C'était une lettre folle, démente. Je me souviens qu'il finissait en me disant qu'il me confiait la théorie Willie Hughes et que c'était à moi de la présenter an monde et de dévoiler le secret du coeur de Shakespeare.
- C'est là une bien tragique histoire, m'écriai-je, mais pourquoi n'avez-vous pas accompli ses voeux?
Erskine haussa les épaules.
- Parce que c'est du commencement à la fin une théorie absolument erronée, répondit-il.
- Mon cher Erskine, lui dis-je en me levant de mon siège, vous êtes là-dessus dans une erreur complète. C'est la seule clé parfaite des _Sonnets _de Shakespeare qu'on ait jamais construite. Elle est parfaite dans tous ses détails. Je crois à Willie Hughes.
- Ne dites pas cela, répliqua gravement Erskine.

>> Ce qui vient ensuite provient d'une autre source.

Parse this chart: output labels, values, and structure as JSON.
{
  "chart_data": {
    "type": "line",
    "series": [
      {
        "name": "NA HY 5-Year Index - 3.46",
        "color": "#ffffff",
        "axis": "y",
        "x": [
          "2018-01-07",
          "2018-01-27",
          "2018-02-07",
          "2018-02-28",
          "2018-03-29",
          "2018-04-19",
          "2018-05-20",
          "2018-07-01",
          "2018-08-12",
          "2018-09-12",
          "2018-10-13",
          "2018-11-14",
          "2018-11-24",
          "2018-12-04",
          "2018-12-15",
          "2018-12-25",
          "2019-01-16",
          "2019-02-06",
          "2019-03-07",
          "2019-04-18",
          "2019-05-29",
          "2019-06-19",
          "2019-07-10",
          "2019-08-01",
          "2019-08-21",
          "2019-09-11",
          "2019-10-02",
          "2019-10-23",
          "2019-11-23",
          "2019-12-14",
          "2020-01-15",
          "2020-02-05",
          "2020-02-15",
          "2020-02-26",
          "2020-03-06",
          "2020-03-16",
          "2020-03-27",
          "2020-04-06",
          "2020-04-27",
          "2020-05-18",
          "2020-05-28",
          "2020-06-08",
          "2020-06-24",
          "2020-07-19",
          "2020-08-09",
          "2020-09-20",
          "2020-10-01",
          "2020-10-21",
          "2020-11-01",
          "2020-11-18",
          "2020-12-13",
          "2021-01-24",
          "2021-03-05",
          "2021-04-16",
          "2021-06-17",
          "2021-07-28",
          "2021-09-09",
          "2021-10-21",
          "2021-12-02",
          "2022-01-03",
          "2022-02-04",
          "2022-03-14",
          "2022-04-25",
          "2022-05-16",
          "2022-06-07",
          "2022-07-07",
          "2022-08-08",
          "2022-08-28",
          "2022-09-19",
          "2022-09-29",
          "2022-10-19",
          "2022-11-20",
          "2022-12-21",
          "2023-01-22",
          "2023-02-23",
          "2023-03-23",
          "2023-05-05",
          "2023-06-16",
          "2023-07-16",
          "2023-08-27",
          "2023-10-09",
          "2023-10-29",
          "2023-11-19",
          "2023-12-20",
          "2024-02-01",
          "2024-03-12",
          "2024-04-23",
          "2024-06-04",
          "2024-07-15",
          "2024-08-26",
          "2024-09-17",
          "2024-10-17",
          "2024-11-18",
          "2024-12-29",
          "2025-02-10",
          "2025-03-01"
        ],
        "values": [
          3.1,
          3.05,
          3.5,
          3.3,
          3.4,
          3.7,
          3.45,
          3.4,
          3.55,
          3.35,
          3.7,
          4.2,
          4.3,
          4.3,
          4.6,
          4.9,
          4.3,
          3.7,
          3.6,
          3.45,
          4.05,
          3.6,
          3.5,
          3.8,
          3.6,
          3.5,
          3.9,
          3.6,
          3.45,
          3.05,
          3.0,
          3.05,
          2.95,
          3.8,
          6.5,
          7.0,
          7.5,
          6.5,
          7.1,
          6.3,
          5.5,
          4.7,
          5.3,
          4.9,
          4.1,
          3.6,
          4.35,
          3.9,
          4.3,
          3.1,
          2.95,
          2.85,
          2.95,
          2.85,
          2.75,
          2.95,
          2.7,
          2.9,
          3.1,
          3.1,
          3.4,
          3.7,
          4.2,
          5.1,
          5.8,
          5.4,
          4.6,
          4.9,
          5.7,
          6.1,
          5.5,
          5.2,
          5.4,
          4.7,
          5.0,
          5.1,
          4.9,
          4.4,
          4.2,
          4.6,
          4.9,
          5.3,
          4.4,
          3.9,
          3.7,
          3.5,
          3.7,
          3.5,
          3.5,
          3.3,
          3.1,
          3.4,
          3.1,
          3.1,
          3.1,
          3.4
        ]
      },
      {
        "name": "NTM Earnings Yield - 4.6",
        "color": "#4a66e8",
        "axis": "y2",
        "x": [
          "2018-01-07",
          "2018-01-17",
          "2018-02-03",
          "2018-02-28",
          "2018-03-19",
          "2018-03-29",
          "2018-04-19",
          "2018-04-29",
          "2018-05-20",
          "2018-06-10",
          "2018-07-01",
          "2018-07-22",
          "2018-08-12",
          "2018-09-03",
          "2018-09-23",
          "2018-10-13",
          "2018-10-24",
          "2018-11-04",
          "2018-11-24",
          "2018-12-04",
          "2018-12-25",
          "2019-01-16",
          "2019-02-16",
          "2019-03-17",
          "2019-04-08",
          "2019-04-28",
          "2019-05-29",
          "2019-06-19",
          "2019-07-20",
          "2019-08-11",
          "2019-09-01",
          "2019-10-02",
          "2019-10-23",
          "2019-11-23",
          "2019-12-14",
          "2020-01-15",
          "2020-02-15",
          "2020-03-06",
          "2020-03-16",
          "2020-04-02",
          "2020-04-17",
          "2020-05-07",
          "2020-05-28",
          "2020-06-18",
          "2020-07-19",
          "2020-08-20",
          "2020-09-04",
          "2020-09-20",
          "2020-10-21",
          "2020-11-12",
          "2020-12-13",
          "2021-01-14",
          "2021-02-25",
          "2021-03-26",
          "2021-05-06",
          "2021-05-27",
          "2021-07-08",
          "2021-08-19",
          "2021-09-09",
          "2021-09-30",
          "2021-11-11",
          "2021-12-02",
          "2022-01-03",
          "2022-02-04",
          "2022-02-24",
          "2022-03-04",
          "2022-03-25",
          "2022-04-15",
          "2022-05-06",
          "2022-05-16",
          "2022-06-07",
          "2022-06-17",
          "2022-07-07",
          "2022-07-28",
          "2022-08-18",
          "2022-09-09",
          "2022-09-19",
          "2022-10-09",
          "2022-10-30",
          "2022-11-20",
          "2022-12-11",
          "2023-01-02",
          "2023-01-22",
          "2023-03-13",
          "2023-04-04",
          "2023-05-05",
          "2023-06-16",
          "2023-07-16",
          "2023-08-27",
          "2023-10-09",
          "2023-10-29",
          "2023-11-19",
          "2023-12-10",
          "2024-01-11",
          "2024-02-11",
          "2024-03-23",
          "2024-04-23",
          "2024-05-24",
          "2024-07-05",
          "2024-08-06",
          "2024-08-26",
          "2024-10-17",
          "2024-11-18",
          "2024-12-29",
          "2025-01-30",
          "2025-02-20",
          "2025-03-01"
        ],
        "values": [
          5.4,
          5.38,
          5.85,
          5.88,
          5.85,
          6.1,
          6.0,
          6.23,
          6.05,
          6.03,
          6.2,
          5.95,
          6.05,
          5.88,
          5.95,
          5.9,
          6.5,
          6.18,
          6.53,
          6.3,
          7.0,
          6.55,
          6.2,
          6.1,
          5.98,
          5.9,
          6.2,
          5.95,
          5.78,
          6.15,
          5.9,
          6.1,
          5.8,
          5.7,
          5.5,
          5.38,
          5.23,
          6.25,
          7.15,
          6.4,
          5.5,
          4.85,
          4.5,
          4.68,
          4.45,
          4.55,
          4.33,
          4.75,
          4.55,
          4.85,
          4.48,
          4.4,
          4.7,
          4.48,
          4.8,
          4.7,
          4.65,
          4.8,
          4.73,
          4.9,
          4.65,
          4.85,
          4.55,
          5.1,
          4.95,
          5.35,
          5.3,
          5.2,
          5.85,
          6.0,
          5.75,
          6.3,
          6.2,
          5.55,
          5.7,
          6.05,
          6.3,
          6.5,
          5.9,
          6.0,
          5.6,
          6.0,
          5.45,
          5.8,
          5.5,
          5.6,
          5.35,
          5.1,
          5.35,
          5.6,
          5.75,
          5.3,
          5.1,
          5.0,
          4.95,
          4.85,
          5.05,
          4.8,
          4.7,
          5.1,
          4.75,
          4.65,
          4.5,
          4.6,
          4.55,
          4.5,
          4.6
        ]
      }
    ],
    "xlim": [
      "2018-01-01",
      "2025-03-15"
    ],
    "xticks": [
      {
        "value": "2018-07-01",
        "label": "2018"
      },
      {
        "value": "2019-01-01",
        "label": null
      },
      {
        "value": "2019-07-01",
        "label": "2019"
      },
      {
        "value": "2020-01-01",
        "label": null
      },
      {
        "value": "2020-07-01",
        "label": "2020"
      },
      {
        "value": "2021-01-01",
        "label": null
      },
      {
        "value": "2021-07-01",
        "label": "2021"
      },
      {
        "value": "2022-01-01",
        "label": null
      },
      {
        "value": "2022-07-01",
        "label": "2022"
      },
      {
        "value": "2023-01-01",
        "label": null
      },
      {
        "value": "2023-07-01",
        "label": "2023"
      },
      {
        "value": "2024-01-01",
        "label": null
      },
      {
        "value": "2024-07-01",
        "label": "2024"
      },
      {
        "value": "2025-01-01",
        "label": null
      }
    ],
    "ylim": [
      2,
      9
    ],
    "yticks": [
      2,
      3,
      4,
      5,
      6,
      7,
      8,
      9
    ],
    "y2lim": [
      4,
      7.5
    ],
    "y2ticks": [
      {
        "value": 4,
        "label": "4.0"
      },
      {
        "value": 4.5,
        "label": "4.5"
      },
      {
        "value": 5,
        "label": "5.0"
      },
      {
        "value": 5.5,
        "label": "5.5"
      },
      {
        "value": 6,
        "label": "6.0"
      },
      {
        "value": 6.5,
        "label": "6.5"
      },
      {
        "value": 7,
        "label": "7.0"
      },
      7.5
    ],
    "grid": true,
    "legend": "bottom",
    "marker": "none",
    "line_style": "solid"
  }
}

Je reconnais qu'il y a dans l'idée quelque chose qui séduit inévitablement et intellectuellement il n'y a rien à y redire. J'ai examiné la question dans tous ses détails et je vous assure que la théorie est entièrement fallacieuse. Elle est plausible jusqu'à un certain point. Au delà tout dégringole. Pour l'amour du ciel, mon cher enfant, ne vous lancez pas sur ce thème de Willie Hughes. Vous y briseriez votre coeur.